The EUR USD upriver, resistance is at $1.1473-1.1583.
While we have active support from $1.1237-1.1281, the currency pair taking out 2nd November low (2020) at $1.1603 suggests (technically) we may be transitioning to a downtrend.

Daily timeframe:

Wednesday pencilled in a hammer candle pattern (bullish signal in oversold markets), a pattern confirmed by Thursday extending recovery gains. The recent combination, as you can see, took shape ahead of Quasimodo support at $1.1213 (positioned beneath the weekly timeframe’s Fibonacci structure). 
Interestingly, the daily timeframe’s shooting star on the dollar index from resistance between 96.37 and 95.80 also witnessed extended losses.
While immediate flow has been trending lower since late May tops at $1.2266, momentum, according to the relative strength index (RSI), has exited oversold space and launched the beginnings of potential bullish divergence. Ultimately, technicians will want to see continued upside within the indicator, preferably testing the 50.00 centreline.

EUR USD H4 timeframe:

Latest out of the H4 chart shows the currency pair shaking hands with a decision point at $1.1387-1.1366. 
Failure to attract a bearish scene unmasks the possibility of a run to Quasimodo support-turned resistance from $1.1438. Though should sellers take the wheel from $1.1387-1.1366, spinning back to Wednesday’s low at $1.1263 is in the offing, a base printed just north of Quasimodo support from $1.1243.

H1 timeframe:

For those who read Thursday’s technical briefing you may recall the following points (italics):
Weekly support making an entrance between $1.1237 and $1.1281, together with the daily timeframe forming a hammer candlestick pattern (and the dollar index forming a shooting star [inverse signals]), could elevate short-term flow to H4 resistance at $1.1349 [since removed] and the decision point at $1.1387-1.1366. 
The above implies buyers may hold ground north of $1.13 on the H1 and take aim at the decision point from $1.1391-1.1378 (wrapped around the upper edge of the H4 decision point mentioned above at $1.1387-1.1366).
As evident from the H1 scale, the unit did indeed fashion support above $1.13 on Thursday and, in recent hours, closed in on the H1 timeframe’s decision point at $1.1391-1.1378.
In addition to the short-term technical framework, the relative strength index (RSI) is crossing swords with overbought territory (previous overbought signal seen 28th October).  

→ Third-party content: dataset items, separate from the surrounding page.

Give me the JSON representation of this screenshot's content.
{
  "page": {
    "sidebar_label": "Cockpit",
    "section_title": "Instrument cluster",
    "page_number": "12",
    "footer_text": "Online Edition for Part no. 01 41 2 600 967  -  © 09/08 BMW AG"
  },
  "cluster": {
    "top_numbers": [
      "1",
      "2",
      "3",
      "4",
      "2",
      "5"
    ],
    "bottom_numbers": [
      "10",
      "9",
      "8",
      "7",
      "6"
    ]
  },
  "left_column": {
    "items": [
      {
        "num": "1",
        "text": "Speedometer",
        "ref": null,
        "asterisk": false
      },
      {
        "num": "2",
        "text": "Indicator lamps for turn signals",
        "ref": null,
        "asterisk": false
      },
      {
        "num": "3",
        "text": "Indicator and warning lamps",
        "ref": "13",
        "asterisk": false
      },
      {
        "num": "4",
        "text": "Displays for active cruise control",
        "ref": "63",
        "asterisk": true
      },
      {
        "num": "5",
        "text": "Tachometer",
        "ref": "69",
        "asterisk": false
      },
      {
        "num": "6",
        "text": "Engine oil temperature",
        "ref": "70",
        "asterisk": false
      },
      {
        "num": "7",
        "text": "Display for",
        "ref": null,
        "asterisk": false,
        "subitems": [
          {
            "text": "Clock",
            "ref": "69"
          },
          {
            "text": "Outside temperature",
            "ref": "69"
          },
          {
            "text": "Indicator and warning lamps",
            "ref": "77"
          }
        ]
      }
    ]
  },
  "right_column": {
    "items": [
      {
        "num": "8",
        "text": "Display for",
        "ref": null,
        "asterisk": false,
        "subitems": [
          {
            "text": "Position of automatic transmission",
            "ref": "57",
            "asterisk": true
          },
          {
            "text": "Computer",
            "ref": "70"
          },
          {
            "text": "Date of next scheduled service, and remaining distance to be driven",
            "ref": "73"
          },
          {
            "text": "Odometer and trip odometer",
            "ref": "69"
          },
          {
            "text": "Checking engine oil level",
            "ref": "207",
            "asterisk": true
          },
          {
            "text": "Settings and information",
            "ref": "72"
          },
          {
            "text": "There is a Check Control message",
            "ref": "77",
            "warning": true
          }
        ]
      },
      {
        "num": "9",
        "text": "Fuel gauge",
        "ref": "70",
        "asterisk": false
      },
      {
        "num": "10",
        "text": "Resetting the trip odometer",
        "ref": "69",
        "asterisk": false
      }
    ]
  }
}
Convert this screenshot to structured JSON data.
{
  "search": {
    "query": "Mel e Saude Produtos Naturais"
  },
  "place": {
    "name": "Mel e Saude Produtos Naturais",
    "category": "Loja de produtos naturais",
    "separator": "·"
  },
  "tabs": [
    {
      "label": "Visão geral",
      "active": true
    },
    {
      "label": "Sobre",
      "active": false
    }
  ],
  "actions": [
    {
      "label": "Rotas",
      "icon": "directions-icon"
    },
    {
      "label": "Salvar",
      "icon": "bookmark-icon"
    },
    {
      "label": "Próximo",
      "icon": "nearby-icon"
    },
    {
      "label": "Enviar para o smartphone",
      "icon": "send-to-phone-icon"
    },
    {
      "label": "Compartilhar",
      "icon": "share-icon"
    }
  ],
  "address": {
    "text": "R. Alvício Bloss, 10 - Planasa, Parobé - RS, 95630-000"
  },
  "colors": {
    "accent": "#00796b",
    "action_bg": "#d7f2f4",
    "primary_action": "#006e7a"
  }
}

Observed Technical Levels: 

A clear difference of opinion is seen in this market at the moment.
On the one hand, the higher timeframes technical pendulum is swinging in favour of further recovery gains until reaching weekly resistance at $1.1473-1.1583.
On the other hand, the H4 timeframe gravitated into a decision point at $1.1387-1.1366, which happens to have the H1 timeframe’s decision point from $1.1391-1.1378 wrapped around its upper edge.
Therefore, a short-term dip lower could materialise before longer-term buyers gear up for another push.